Dass ein Oratorium szenisch aufgeführt wird, ist eine ungewöhnliche Sache. Herzog hatte schon de „Elias“ von Mendelssohn-Bartholdy vor zwei Spielzeiten eine Handlung mitgegeben, die sich aber mehr oder weniger streng an der Vorlage orientierte. Bei den „Jahreszeiten“ von Hadyn geht er noch einen Schritt weiter und verwandelt die stark romantisierende Handlung, die das bäuerliche Leben und die Natur preist, in eine Geschichte der Bundesrepublik. Der Frühling ist die Kapitulation und der Neuaufbau mit Währungsreform, der Sommer wird zur Wirtschaftswunderzeit, der Herbst wird kühler, Ausländerfeindlichkeit wird thematisiert und im Winter verwandelt sich Deutschland durch den demographischen Wandel in ein Altenheim. Was Herzog nicht thematisiert: die Geschichte der DDR, die Wiedervereinigung oder die 68er. Aber es gibt halt nur vier (in manchen Gegenden auch fünf) Jahreszeiten.

 

Herzogs szenische Interpretation zeigt viele beeindruckende Bilder Als der Vorhang nach der Ouvertüre aufgeht, steht zunächst Simon (Morgan Moody) mit einer weißen Fahne schwenkend auf der Bühne. Um ihn herum anscheinend Trümmer, die sich im Laufe als Hanne (Anke Briegel) und Lukas (Lucian Krasznec) sowie der Dortmunder Opernchor entpuppen. Ausstaffiert als Trümmerfrauen und heimkehrende Soldaten singt der Chor dann „Komm, holder Lenz“.

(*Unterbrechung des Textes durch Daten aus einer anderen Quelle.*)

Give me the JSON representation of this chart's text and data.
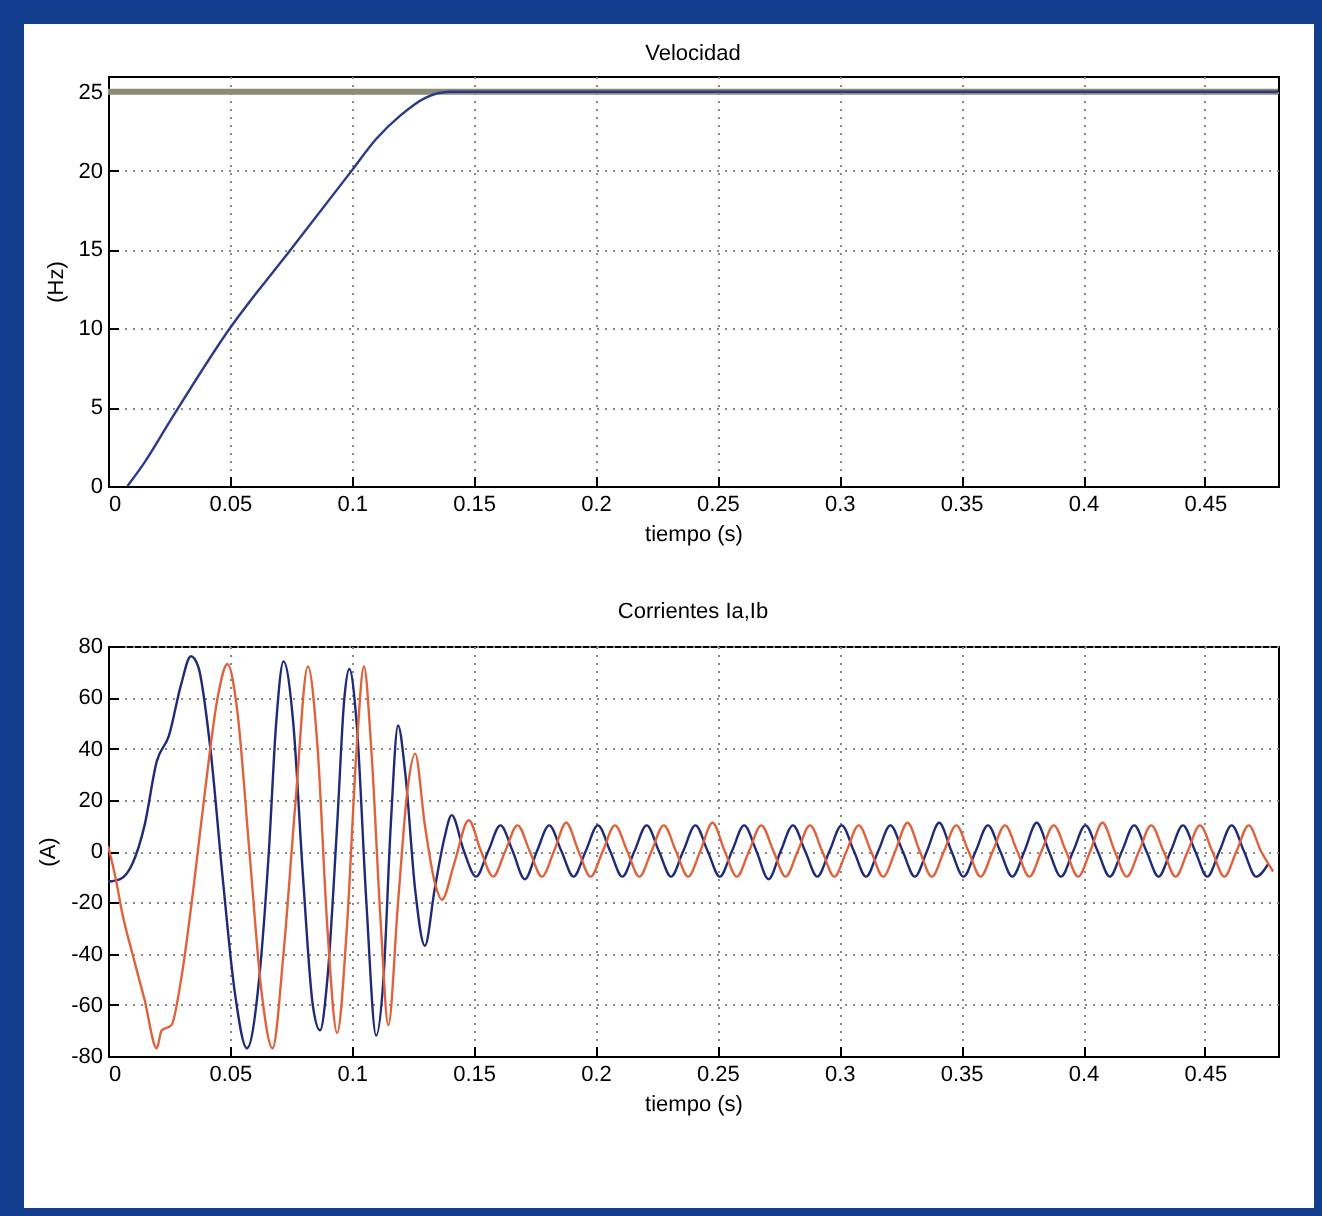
{
  "chart_data": [
    {
      "type": "line",
      "title": "Velocidad",
      "xlabel": "tiempo (s)",
      "ylabel": "(Hz)",
      "xlim": [
        0,
        0.48
      ],
      "xticks": [
        0,
        0.05,
        0.1,
        0.15,
        0.2,
        0.25,
        0.3,
        0.35,
        0.4,
        0.45
      ],
      "ylim": [
        0,
        26
      ],
      "yticks": [
        0,
        5,
        10,
        15,
        20,
        25
      ],
      "grid": true,
      "ref_lines": [
        {
          "axis": "y",
          "value": 25,
          "color": "#8c8c74"
        }
      ],
      "series": [
        {
          "color": "#2b3a86",
          "x": [
            0.008,
            0.015,
            0.025,
            0.05,
            0.075,
            0.1,
            0.11,
            0.12,
            0.13,
            0.14,
            0.15,
            0.2,
            0.25,
            0.3,
            0.35,
            0.4,
            0.45,
            0.48
          ],
          "values": [
            0,
            1.5,
            4,
            10,
            15,
            20,
            22,
            23.5,
            24.6,
            25,
            25,
            25,
            25,
            25,
            25,
            25,
            25,
            25
          ]
        }
      ]
    },
    {
      "type": "line",
      "title": "Corrientes Ia,Ib",
      "xlabel": "tiempo (s)",
      "ylabel": "(A)",
      "xlim": [
        0,
        0.48
      ],
      "xticks": [
        0,
        0.05,
        0.1,
        0.15,
        0.2,
        0.25,
        0.3,
        0.35,
        0.4,
        0.45
      ],
      "ylim": [
        -80,
        80
      ],
      "yticks": [
        -80,
        -60,
        -40,
        -20,
        0,
        20,
        40,
        60,
        80
      ],
      "grid": true,
      "series": [
        {
          "color": "#1f2a78",
          "x": [
            0,
            0.005,
            0.01,
            0.015,
            0.02,
            0.025,
            0.03,
            0.034,
            0.037,
            0.042,
            0.047,
            0.052,
            0.057,
            0.062,
            0.066,
            0.069,
            0.072,
            0.076,
            0.08,
            0.084,
            0.087,
            0.09,
            0.094,
            0.097,
            0.099,
            0.102,
            0.106,
            0.11,
            0.113,
            0.116,
            0.119,
            0.122,
            0.126,
            0.13,
            0.134,
            0.138,
            0.141,
            0.146,
            0.151,
            0.156,
            0.161,
            0.166,
            0.171,
            0.176,
            0.181,
            0.186,
            0.191,
            0.196,
            0.201,
            0.206,
            0.211,
            0.216,
            0.221,
            0.226,
            0.231,
            0.236,
            0.241,
            0.246,
            0.251,
            0.256,
            0.261,
            0.266,
            0.271,
            0.276,
            0.281,
            0.286,
            0.291,
            0.296,
            0.301,
            0.306,
            0.311,
            0.316,
            0.321,
            0.326,
            0.331,
            0.336,
            0.341,
            0.346,
            0.351,
            0.356,
            0.361,
            0.366,
            0.371,
            0.376,
            0.381,
            0.386,
            0.391,
            0.396,
            0.401,
            0.406,
            0.411,
            0.416,
            0.421,
            0.426,
            0.431,
            0.436,
            0.441,
            0.446,
            0.451,
            0.456,
            0.461,
            0.466,
            0.471,
            0.476
          ],
          "values": [
            -12,
            -11,
            -5,
            10,
            35,
            45,
            65,
            76,
            72,
            40,
            -10,
            -55,
            -77,
            -50,
            0,
            50,
            74,
            50,
            -10,
            -60,
            -70,
            -50,
            10,
            60,
            71,
            50,
            -20,
            -72,
            -50,
            10,
            49,
            30,
            -15,
            -37,
            -15,
            5,
            14,
            0,
            -10,
            0,
            10,
            0,
            -11,
            0,
            10,
            0,
            -10,
            0,
            10,
            0,
            -10,
            0,
            10,
            0,
            -10,
            0,
            10,
            0,
            -10,
            0,
            10,
            0,
            -11,
            0,
            10,
            0,
            -10,
            0,
            10,
            0,
            -10,
            0,
            10,
            0,
            -10,
            0,
            11,
            0,
            -10,
            0,
            10,
            0,
            -10,
            0,
            11,
            0,
            -10,
            0,
            10,
            0,
            -10,
            0,
            10,
            0,
            -10,
            0,
            10,
            0,
            -10,
            0,
            10,
            0,
            -10,
            -5
          ]
        },
        {
          "color": "#e0623c",
          "x": [
            0,
            0.003,
            0.006,
            0.01,
            0.015,
            0.02,
            0.022,
            0.026,
            0.03,
            0.035,
            0.04,
            0.045,
            0.049,
            0.053,
            0.058,
            0.063,
            0.0675,
            0.072,
            0.077,
            0.082,
            0.086,
            0.09,
            0.094,
            0.098,
            0.102,
            0.105,
            0.108,
            0.112,
            0.115,
            0.119,
            0.123,
            0.126,
            0.13,
            0.134,
            0.137,
            0.142,
            0.148,
            0.153,
            0.158,
            0.163,
            0.168,
            0.173,
            0.178,
            0.183,
            0.188,
            0.193,
            0.198,
            0.203,
            0.208,
            0.213,
            0.218,
            0.223,
            0.228,
            0.233,
            0.238,
            0.243,
            0.248,
            0.253,
            0.258,
            0.263,
            0.268,
            0.273,
            0.278,
            0.283,
            0.288,
            0.293,
            0.298,
            0.303,
            0.308,
            0.313,
            0.318,
            0.323,
            0.328,
            0.333,
            0.338,
            0.343,
            0.348,
            0.353,
            0.358,
            0.363,
            0.368,
            0.373,
            0.378,
            0.383,
            0.388,
            0.393,
            0.398,
            0.403,
            0.408,
            0.413,
            0.418,
            0.423,
            0.428,
            0.433,
            0.438,
            0.443,
            0.448,
            0.453,
            0.458,
            0.463,
            0.468,
            0.473,
            0.478
          ],
          "values": [
            2,
            -10,
            -25,
            -40,
            -58,
            -77,
            -70,
            -68,
            -50,
            -15,
            25,
            60,
            73,
            55,
            0,
            -55,
            -77,
            -40,
            20,
            72,
            40,
            -30,
            -71,
            -30,
            40,
            72,
            40,
            -30,
            -68,
            -20,
            25,
            38,
            10,
            -12,
            -19,
            -5,
            12,
            0,
            -10,
            0,
            10,
            0,
            -10,
            0,
            11,
            0,
            -10,
            0,
            10,
            0,
            -10,
            0,
            10,
            0,
            -10,
            0,
            11,
            0,
            -10,
            0,
            10,
            0,
            -10,
            0,
            10,
            0,
            -10,
            0,
            10,
            0,
            -10,
            0,
            11,
            0,
            -10,
            0,
            10,
            0,
            -10,
            0,
            10,
            0,
            -10,
            0,
            10,
            0,
            -10,
            0,
            11,
            0,
            -10,
            0,
            10,
            0,
            -10,
            0,
            10,
            0,
            -10,
            0,
            10,
            0,
            -8
          ]
        }
      ]
    }
  ]
}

Bei einer Zeitreise durch die Geschichte der Bundesrepublik bliebt es nicht aus, dass die Solisten und der Chor in verschiedene Rollen schlüpfen müssen. Die Mitglieder des Chores waren unter anderem Trümmerfrauen, Stahlarbeiter, Frauen mit Kinderwagen in der Babyboomerzeit, (Ausländer-)Jäger und zum Schluss Senioren im Altenheim.

 

Auch Morgan Moody (Simon) schlüpfte in viele Rollen. Er verkörperte bestimmte Politiker wie Adenauer, Erhard, aber auch jemanden wie Franz Schönhuber. Lucian Krasznec (Lukas) stellte einen amerikanischer Offizier, jungen Bauern, Angestellte und zusammen mit Anke Briegel (Hanne) ein Liebespaar dar. Eine Szene mit den beiden war besonders komisch. Zum Duett „Ihr Schönen aus der Stadt“ wollten sie auf einer Parkbank nett beisammen sein. Auf der nahegelegenen Wiese wurde jedoch kräftig gegrillt, was unser Pärchen natürlich sehr störte.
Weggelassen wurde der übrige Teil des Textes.